9 big data pain points - Andrew C. Oliver

Do enough Hadoop and NoSQL deployments, and the same problems crop up again and again. It's time for the industry to nail them sooner rather than later

Sometimes, there's a big hole in the side of the ship, and the industry decides to wait until the ship starts sinking in hope of selling lifeboats.

At other times, less severe flaws resemble the door in my downstairs bathroom, which opens only if you turn the handle one direction, not the other. I’ll fix it one day, although I've said that for 12 years or so.

I can count nine issues confronting the big data business that fall at either extreme ... or somewhere in between.

Big data pain point No. 1: General-use GPU programming

CPUs are still kind of expensive, or at least compared to GPUs. If better standards and fewer obscure drivers were developed for GPUs, a whole marketplace would open up. For now, the fact that GPUs cost a lot less is outweighed by the fact it is much harder to program them and virtually impossible to do so without tying yourself to a very specific model.

This is the kind of situation where someone does the hard work of writing something that looks like ODBC or JDBC and convinces AMD or Nvidia that the market is bigger than graphics cards alone. Suppose you had a general binding for Spark that you didn’t have to think real hard about; suddenly, people would start building “GPGPU” clusters with reckless abandon.

People are already working on this. But to get the marketplace going, you need at least two ruthless competitors -- AMD and Nvidia plus maybe Intel -- to cooperate, one of whom thinks secrecy is the path to competitive success. Gosh, I want one!

Big data pain point No. 2: Multiple workload scaling

You have Docker. You have Yarn. You have Spark, Tez, MapReduce, and whatever comes next. You also have different pools with different priorities and things that come up. You can “autoscale” on a PaaS if you’re deploying, say, a Java war file, but if you were hoping to do this with Hadoop that's still special.

Plus, what about the interaction between storage and processing? Sometimes you need to temporarily expand and distribute storage. I should be able to run my “end of month” batch and have Docker images autodeploy all over the place. Then when I stop doing so much of that, and the system should undeploy them, then deploy whatever else needs the resources. The application or workload should put no effort whatsoever into this.

This is not where we are today. I hope you like writing Chef recipes and scripting.

Big data pain point No. 3: Even worse, NoSQL deployment

Why can I image some Linux boxes with ssh and sudo, point Ambari at them, and install something as complex as Hadoop, but I still have to put actual effort into this for MongoDB and most other databases?
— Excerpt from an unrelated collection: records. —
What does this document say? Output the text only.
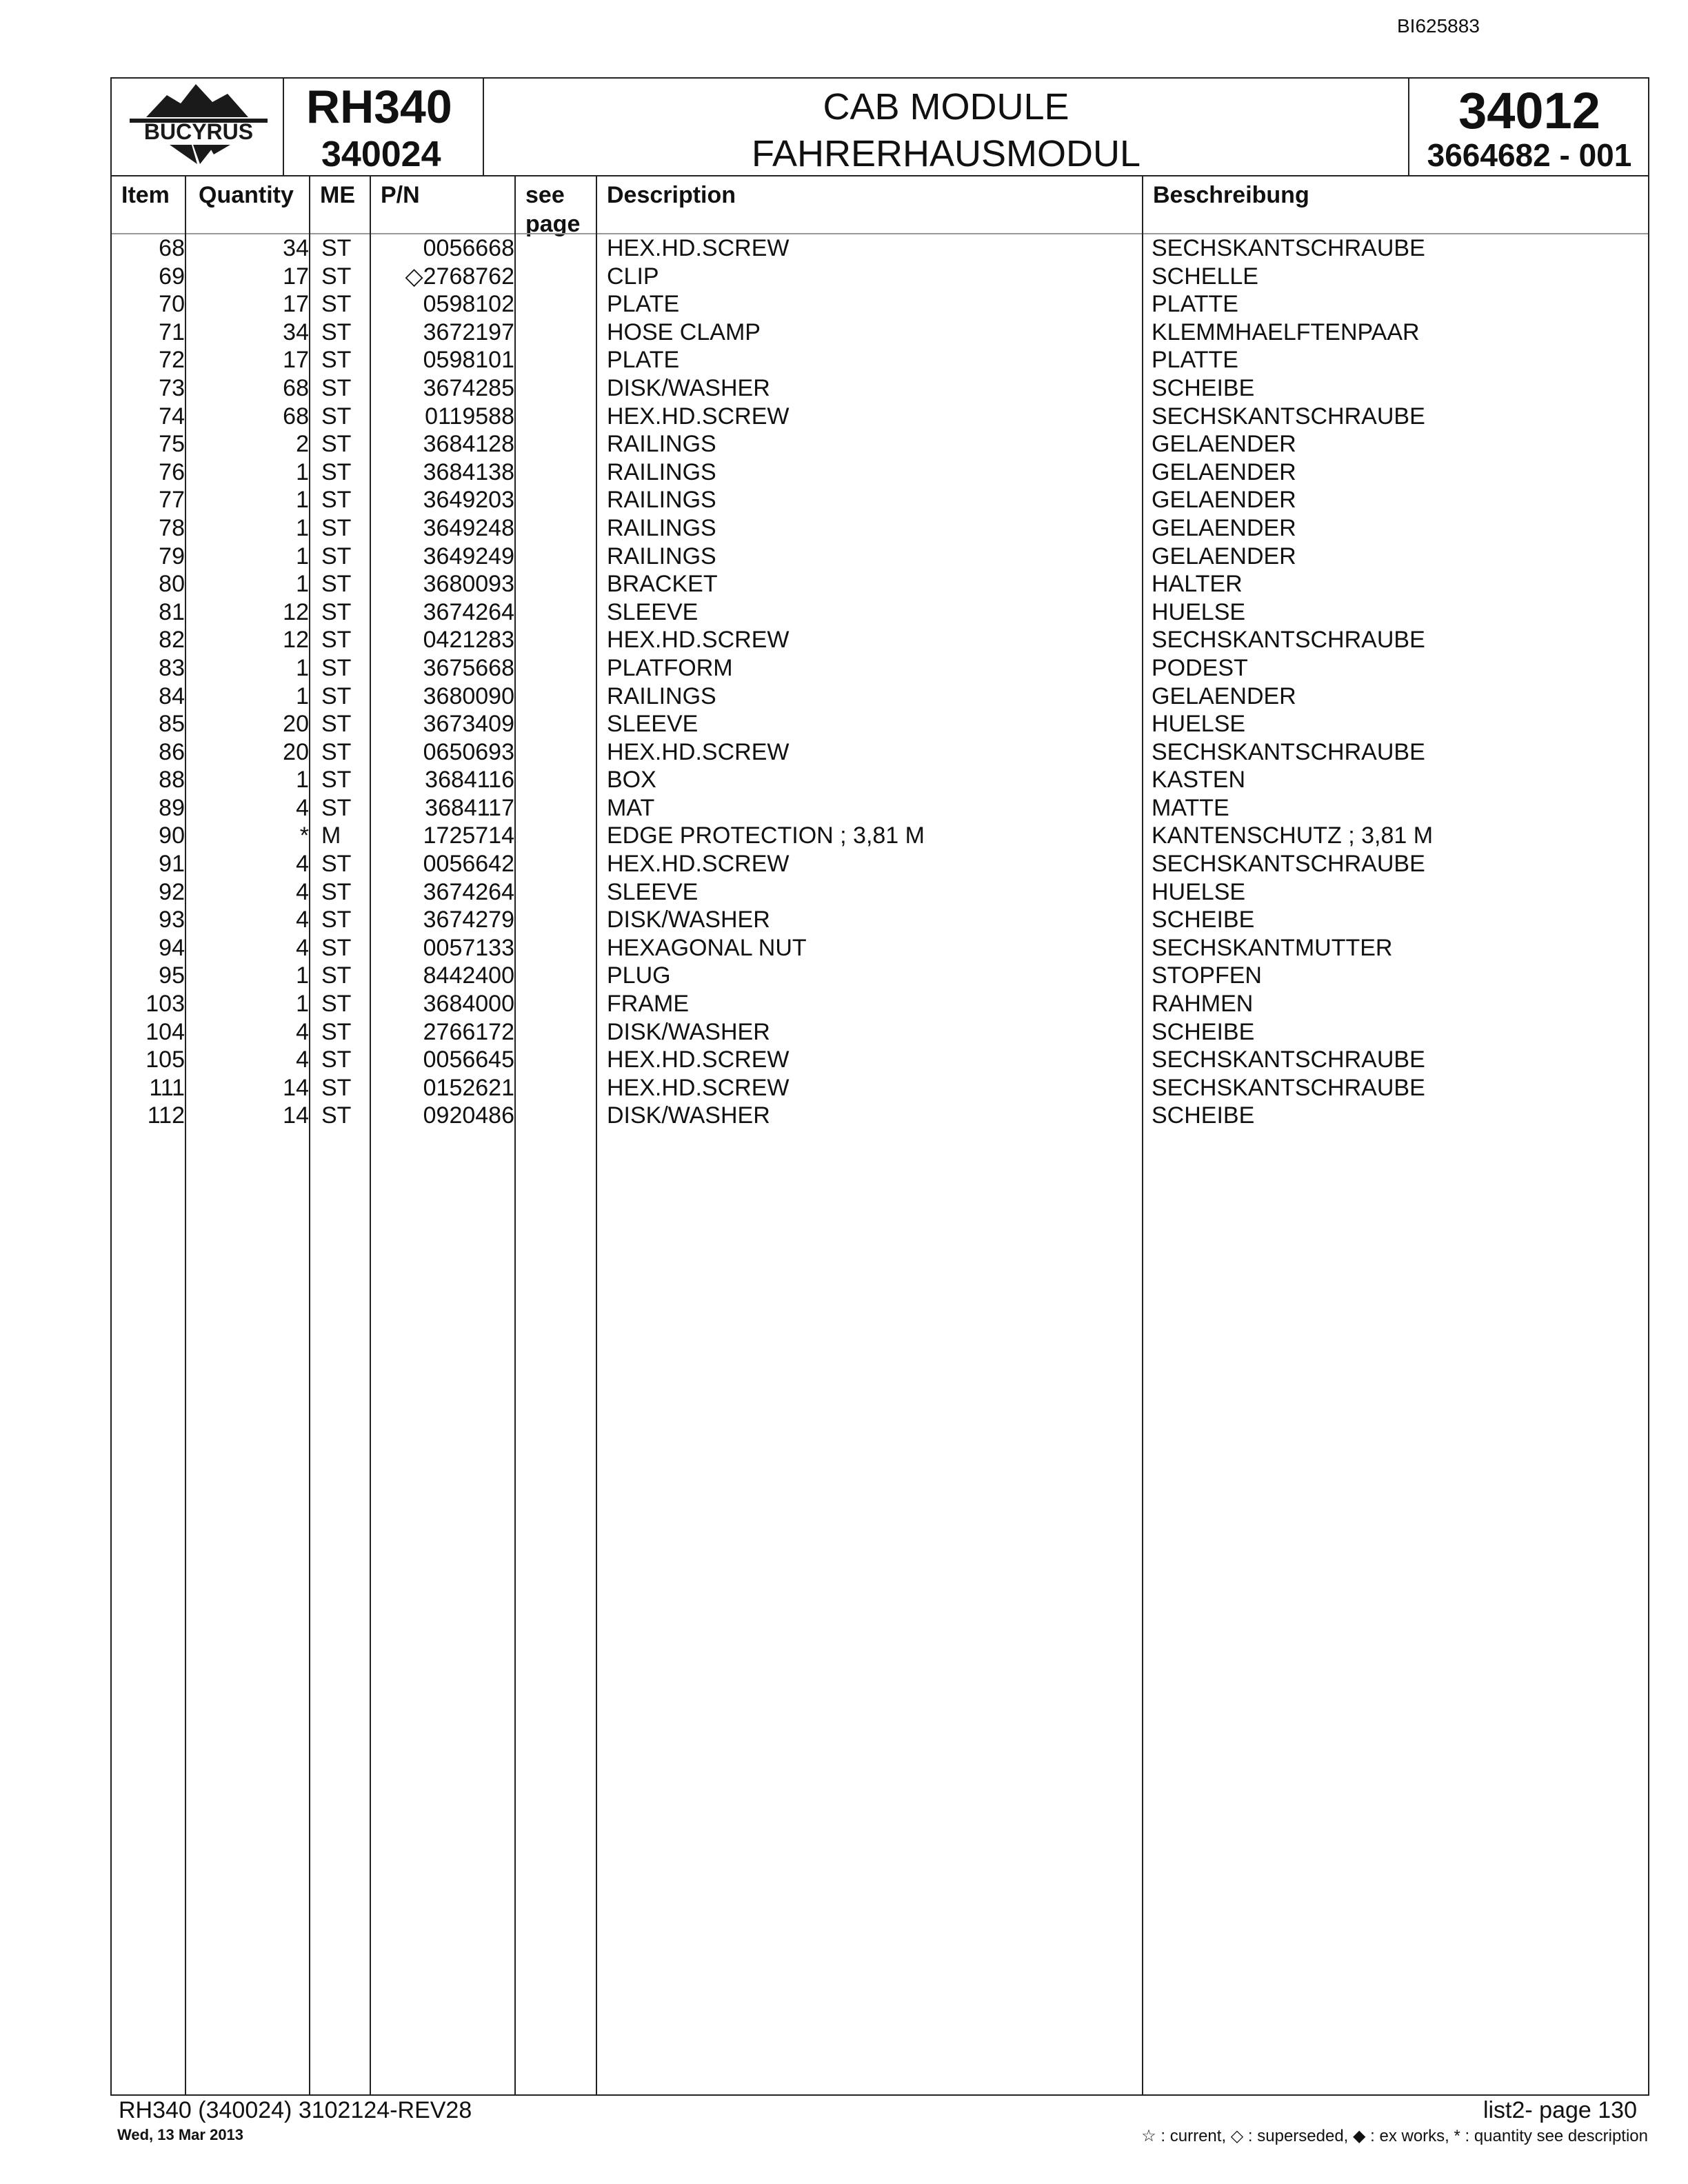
BI625883
BUCYRUS RH340
340024
CAB MODULE
FAHRERHAUSMODUL
34012
3664682 - 001
Item	Quantity	ME	P/N	see
page
Description	Beschreibung
68	34 ST	0056668	HEX.HD.SCREW	SECHSKANTSCHRAUBE
69	17 ST ◇2768762	CLIP	SCHELLE
70	17 ST	0598102	PLATE	PLATTE
71	34 ST	3672197	HOSE CLAMP	KLEMMHAELFTENPAAR
72	17 ST	0598101	PLATE	PLATTE
73	68 ST	3674285	DISK/WASHER	SCHEIBE
74	68 ST	0119588	HEX.HD.SCREW	SECHSKANTSCHRAUBE
75	2 ST	3684128	RAILINGS	GELAENDER
76	1 ST	3684138	RAILINGS	GELAENDER
77	1 ST	3649203	RAILINGS	GELAENDER
78	1 ST	3649248	RAILINGS	GELAENDER
79	1 ST	3649249	RAILINGS	GELAENDER
80	1 ST	3680093	BRACKET	HALTER
81	12 ST	3674264	SLEEVE	HUELSE
82	12 ST	0421283	HEX.HD.SCREW	SECHSKANTSCHRAUBE
83	1 ST	3675668	PLATFORM	PODEST
84	1 ST	3680090	RAILINGS	GELAENDER
85	20 ST	3673409	SLEEVE	HUELSE
86	20 ST	0650693	HEX.HD.SCREW	SECHSKANTSCHRAUBE
88	1 ST	3684116	BOX	KASTEN
89	4 ST	3684117	MAT	MATTE
90	* M	1725714	EDGE PROTECTION ; 3,81 M	KANTENSCHUTZ ; 3,81 M
91	4 ST	0056642	HEX.HD.SCREW	SECHSKANTSCHRAUBE
92	4 ST	3674264	SLEEVE	HUELSE
93	4 ST	3674279	DISK/WASHER	SCHEIBE
94	4 ST	0057133	HEXAGONAL NUT	SECHSKANTMUTTER
95	1 ST	8442400	PLUG	STOPFEN
103	1 ST	3684000	FRAME	RAHMEN
104	4 ST	2766172	DISK/WASHER	SCHEIBE
105	4 ST	0056645	HEX.HD.SCREW	SECHSKANTSCHRAUBE
111	14 ST	0152621	HEX.HD.SCREW	SECHSKANTSCHRAUBE
112	14 ST	0920486	DISK/WASHER	SCHEIBE
RH340 (340024) 3102124-REV28
Wed, 13 Mar 2013
list2- page 130
☆ : current, ◇ : superseded, ◆ : ex works, * : quantity see description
Sure, I can write Chef recipes, but why should I have to?

Big data pain point No. 4: Query analyzer/fixer

When I worked at JBoss I did a lot of Hibernate and later JPA/EJB3 tuning. This mostly consisted of looking at the log, finding places where there were n+1-style queries, turning those into joins, and removing your stupid cache configuration that made it worse.

Other times, it was the opposite: You joined every damned table in the system and it took forever to return. Sometimes, on more complicated systems I’d look at Oracle Enterprise Manager and its analysis, which turned out reports in a bizarre language based on gibberish that often hinted at these problems. However, I was capable of seeing two tables always used together and identify this pattern. I even considered coding it.
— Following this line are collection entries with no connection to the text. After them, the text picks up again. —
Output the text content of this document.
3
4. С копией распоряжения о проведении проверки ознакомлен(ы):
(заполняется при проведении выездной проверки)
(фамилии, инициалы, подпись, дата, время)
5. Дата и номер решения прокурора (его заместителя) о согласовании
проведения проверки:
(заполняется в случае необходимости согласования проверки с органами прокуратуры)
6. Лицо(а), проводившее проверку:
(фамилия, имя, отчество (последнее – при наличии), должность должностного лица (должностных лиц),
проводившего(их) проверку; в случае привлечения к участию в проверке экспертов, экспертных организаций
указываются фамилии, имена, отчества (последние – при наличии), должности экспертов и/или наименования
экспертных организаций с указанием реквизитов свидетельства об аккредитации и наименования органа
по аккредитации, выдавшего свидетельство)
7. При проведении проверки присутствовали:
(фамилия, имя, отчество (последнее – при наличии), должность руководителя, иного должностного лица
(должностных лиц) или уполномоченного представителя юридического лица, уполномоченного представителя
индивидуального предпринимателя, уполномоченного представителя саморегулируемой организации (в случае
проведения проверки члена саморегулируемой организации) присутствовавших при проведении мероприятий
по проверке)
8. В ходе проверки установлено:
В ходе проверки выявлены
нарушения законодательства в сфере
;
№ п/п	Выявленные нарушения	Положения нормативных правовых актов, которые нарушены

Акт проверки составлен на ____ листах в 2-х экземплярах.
Now, when I tune NoSQL systems, I see different variations of this same problem: Too many trips versus overly complex queries, or your index doesn’t match your where clause (range merges). In short, we’ve done a lot to optimize how bad or complex queries are run, but we've never questioned the queries themselves beyond developer training. It seems like you could build this in and have it say: “Hi, you sent these queries, I think they should look like this …”

Oh well, it's a living doing something that could be automated, I guess. All I can say is I’m glad I’ve moved higher up on the food chain so that I don't have to do that work anymore.
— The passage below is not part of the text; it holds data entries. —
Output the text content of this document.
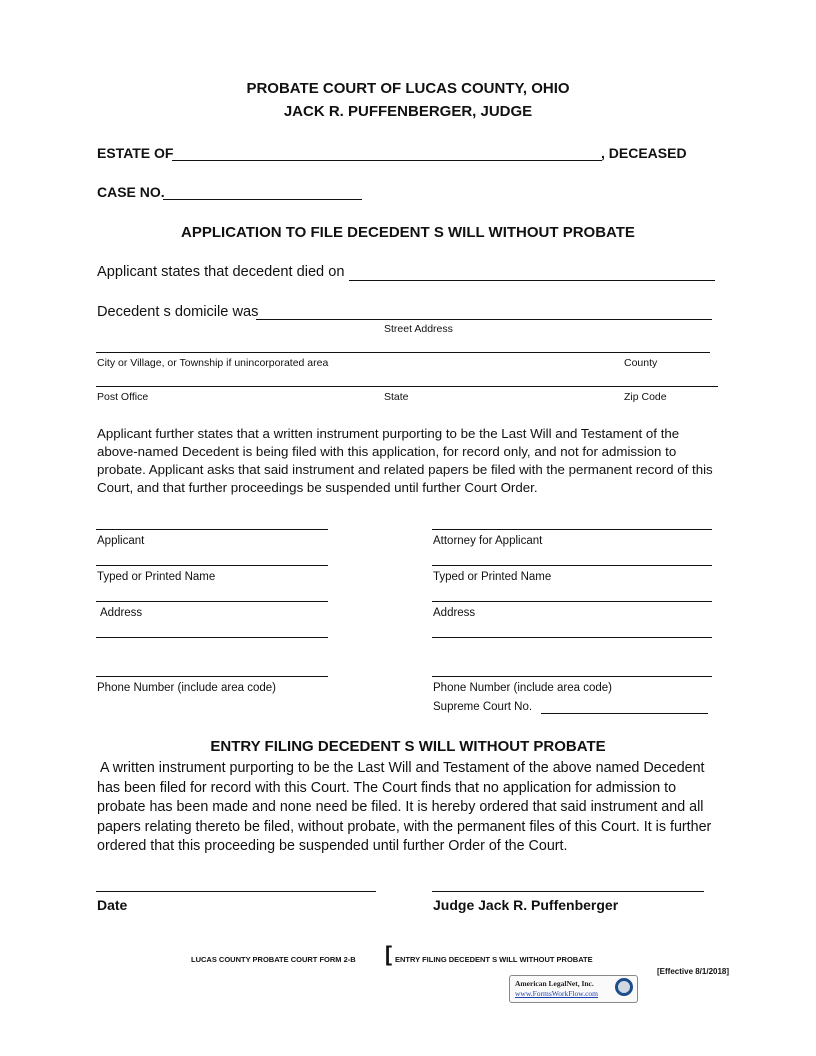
PROBATE COURT OF LUCAS COUNTY, OHIO
JACK R. PUFFENBERGER, JUDGE
ESTATE OF	, DECEASED
CASE NO.
APPLICATION TO FILE DECEDENT S WILL WITHOUT PROBATE
Applicant states that decedent died on
Decedent s domicile was
Street Address
City or Village, or Township if unincorporated area	County
Post Office	State	Zip Code
Applicant further states that a written instrument purporting to be the Last Will and Testament of the above-named Decedent is being filed with this application, for record only, and not for admission to probate. Applicant asks that said instrument and related papers be filed with the permanent record of this Court, and that further proceedings be suspended until further Court Order.
Applicant	Attorney for Applicant
Typed or Printed Name	Typed or Printed Name
Address	Address
Phone Number (include area code)	Phone Number (include area code)
Supreme Court No.
ENTRY FILING DECEDENT S WILL WITHOUT PROBATE
A written instrument purporting to be the Last Will and Testament of the above named Decedent has been filed for record with this Court. The Court finds that no application for admission to probate has been made and none need be filed. It is hereby ordered that said instrument and all papers relating thereto be filed, without probate, with the permanent files of this Court. It is further ordered that this proceeding be suspended until further Order of the Court.
Date	Judge Jack R. Puffenberger
LUCAS COUNTY PROBATE COURT FORM 2-B [ ENTRY FILING DECEDENT S WILL WITHOUT PROBATE
[Effective 8/1/2018]
American LegalNet, Inc.
www.FormsWorkFlow.com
Big data pain point No. 5: Distributed code optimization

I expect I’ll start seeing the Spark version of No. 4 with the uber-function and too many little functions or something. In compilers, you can write optimizers that detect the likes of nondependent operations inside of loops and automatically pull out and parallelize them. I’ve yet to see something significant here in distributed computing. The “data scientist” writes crummy Python that doesn’t really distribute the problem well and needlessly wastes memory. Then someone smart has to come behind him, understand what he or she was trying to do, and hand-optimize it.

The thing is, these problems taste and smell a lot like any of the techniques in your favorite compiler theory book. I guess the next step is for, say, Zeppelin or maybe Spark itself to go fix your crummy code and make it play nicely with the cluster.

Big data pain point No. 6: De-distributor

I admit, my first introduction to Hadoop was typing select count(*) from somesmalltable in Hive. I thought, “Gosh, this sucks.” You can look at some problems and know they won’t distribute well, while some you barely need any additional data (such as a row count) to see there's no point in distributing them. Frequently, these are parts of larger jobs (such as lookup tables), but whether it's Hive or Spark or HDFS or YARN, the entire assumption is that all problems are distributed. Some need to be as not distributed as possible because they’re inherently faster that way. I’m talking dumb things like select * from thousandrowtable kicking off a MapReduce job.

Big data pain point No. 7: Machine learning mapping

There are lots of instances where I can tell you, “Oh, that's a clustering problem” or “That’s projection” or whatever. But no one seems to have done the hard work of mapping out the common parts of a business, describing the problems, and mapping that to a description of the algorithms you should use.

Outside of finance, maybe 10 to 30 percent of any business is actually unique to that industry -- that is, I can map the sales, marketing, inventory, labor, and so on to a general model, then describe the algorithms to use. This work would not only change how we do business, but would dramatically expand the market. Think of it as design patterns for big data, only with a bigger emphasis on the business side.

Big data pain point No. 8: Security

First off, why oh why is Kerberos the only way to get single sign-on? There's no Kerberos in the cloudy Web. (OK, people do that too, but there's also a place on Reddit for abacus enthusiasts.)

Secondly, weird vendor competition distorts Hadoop in ways that are bad for everyone. When it comes to basic authentication and authorization, why do I need two completely different stacks that incompletely support various sections of Hadoop but not the others? Fine, compete in encryption (smaller, faster, stronger), but whether it's Ranger or Sentry or whatever, why can’t I have one access and authorization mechanism that covers all Hadoop projects? To be fair, this is worse in the NoSQL space; every two-bit “we love open source” vendor shows their love of open source by making the 100 lines or so of LDAP integration part of their “enterprise” proprietary edition.

Big data pain point No. 9: Extract, transform, load

ETL is the silent budget killer of every big data project. You have things to do, but instead you’re going to write Flume, Oozie, Pig, Sqoop, and Kettle. This is also where you'll see overage because your data is over there and it is messy. However, no one has much of a vision on how to make this more seamless. This problem is not sexy, but it is big.

What is your favorite “OMFSM fix it already” issue with the technologies in big data?